Nonlinear forced vibration of bilayer van der Waals materials drum resonator

摘要

The interlayer shear effect could play a crucial role in the dynamic behaviors of the nanoelectromechanical system (NEMS) resonators based on multilayer van der Waals (vdW) materials. However, the interlayer shear effect is rarely considered in the nonlinear forced vibrations of this kind of resonators. In this study, the nonlinear static and dynamics behaviors of drum resonators based on double layer MoS_2 (DLMoS_2) are investigated using molecular dynamics simulations and a nonlinear circular sandwich plate model (NCSPM), respectively.

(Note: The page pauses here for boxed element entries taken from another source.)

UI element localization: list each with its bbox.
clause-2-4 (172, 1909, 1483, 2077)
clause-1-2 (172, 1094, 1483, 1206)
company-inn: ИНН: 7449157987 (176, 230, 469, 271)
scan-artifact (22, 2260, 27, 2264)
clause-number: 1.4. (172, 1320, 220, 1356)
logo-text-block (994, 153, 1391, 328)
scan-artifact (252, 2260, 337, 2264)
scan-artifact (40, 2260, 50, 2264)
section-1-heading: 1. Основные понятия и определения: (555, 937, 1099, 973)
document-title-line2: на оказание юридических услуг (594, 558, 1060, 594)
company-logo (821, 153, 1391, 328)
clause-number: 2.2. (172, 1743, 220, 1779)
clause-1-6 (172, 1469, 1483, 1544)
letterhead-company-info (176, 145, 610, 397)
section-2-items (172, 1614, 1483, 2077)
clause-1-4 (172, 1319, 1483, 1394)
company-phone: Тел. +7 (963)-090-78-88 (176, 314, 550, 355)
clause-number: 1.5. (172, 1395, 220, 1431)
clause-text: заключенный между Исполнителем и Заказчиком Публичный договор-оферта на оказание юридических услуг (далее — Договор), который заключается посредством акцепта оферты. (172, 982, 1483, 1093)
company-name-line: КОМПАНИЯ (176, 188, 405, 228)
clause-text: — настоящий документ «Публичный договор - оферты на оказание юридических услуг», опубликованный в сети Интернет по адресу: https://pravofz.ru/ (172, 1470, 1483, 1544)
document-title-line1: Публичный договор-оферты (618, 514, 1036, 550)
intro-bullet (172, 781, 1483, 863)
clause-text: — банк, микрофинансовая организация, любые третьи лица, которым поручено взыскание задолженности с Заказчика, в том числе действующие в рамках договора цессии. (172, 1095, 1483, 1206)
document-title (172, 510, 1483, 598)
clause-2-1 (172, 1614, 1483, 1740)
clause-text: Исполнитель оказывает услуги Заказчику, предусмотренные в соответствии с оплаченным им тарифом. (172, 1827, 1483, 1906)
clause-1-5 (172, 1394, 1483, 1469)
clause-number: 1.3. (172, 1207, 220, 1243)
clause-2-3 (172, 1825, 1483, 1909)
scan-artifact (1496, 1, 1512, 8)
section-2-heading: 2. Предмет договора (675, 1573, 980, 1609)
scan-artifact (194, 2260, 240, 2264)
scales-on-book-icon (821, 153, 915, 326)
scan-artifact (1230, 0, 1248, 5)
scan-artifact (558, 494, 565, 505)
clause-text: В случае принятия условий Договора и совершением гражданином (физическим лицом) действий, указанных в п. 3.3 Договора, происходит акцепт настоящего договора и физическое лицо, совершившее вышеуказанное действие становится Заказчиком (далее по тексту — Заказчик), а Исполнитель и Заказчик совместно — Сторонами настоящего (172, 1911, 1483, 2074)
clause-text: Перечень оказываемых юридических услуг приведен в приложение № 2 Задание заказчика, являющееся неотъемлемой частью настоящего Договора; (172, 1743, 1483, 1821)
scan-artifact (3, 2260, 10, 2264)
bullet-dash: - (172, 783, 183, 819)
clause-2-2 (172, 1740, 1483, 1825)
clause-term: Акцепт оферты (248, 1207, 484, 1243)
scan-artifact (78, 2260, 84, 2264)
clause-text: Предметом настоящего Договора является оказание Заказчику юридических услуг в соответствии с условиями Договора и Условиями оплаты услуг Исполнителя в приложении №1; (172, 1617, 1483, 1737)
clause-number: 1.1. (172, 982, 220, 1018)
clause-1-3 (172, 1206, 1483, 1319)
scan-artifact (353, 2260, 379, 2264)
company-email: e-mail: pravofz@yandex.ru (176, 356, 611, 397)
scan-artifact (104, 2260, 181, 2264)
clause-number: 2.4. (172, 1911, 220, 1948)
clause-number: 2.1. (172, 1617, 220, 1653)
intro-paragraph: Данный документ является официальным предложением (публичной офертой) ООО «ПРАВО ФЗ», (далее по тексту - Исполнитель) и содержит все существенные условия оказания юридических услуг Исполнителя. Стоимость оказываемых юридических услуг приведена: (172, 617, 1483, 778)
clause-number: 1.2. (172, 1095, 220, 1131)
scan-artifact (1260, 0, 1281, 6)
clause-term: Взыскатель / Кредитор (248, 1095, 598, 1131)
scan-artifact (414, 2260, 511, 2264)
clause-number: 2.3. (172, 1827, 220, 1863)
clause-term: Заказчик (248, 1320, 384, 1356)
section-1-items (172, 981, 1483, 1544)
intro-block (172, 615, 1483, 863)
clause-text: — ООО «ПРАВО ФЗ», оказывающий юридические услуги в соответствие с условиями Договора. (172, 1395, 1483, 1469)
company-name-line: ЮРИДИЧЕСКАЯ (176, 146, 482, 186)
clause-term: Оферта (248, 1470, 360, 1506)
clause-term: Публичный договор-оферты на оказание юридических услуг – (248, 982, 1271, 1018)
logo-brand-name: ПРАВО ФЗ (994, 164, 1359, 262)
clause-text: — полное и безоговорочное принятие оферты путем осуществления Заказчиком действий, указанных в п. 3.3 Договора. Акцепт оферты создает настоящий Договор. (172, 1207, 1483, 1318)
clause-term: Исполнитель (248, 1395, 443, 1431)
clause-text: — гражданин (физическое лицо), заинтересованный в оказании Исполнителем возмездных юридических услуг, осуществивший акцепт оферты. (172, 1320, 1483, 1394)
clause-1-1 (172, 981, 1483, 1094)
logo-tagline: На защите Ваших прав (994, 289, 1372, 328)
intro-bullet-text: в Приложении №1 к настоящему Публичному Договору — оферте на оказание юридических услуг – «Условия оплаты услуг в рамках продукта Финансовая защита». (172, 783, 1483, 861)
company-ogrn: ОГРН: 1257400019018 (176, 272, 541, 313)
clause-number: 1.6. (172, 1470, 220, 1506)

The interlayer shear effect and the geometrical nonlinearity are systematically considered in the NCSPM. Our results show that comparing with drum resonators based on single layer MoS_2 (SLMoS_2), the DLMoS_2 drum resonators exhibit higher fundamental frequency. The load-deflection curve of DLMoS_2 shows clear hardening-type nonlinearity, and the deflections of DLMoS_2 are smaller than that of SLMoS_2 under the same uniform load per layer. In particular, both frequency sweep excitation simulations and the NCSPM show that the hardening-type nonlinearity of the DLMoS_2 drum resonators is largely reduced due to the interlayer shear effect. Furthermore, DLMoS_2 with different twist angle exhibits different interlayer shear strengths; thus, the nonlinear characteristic could be controlled by changing the twist angles in the DLMoS_2 drum resonators. The present study should be of great help for designing NEMS resonators based on such vdW materials.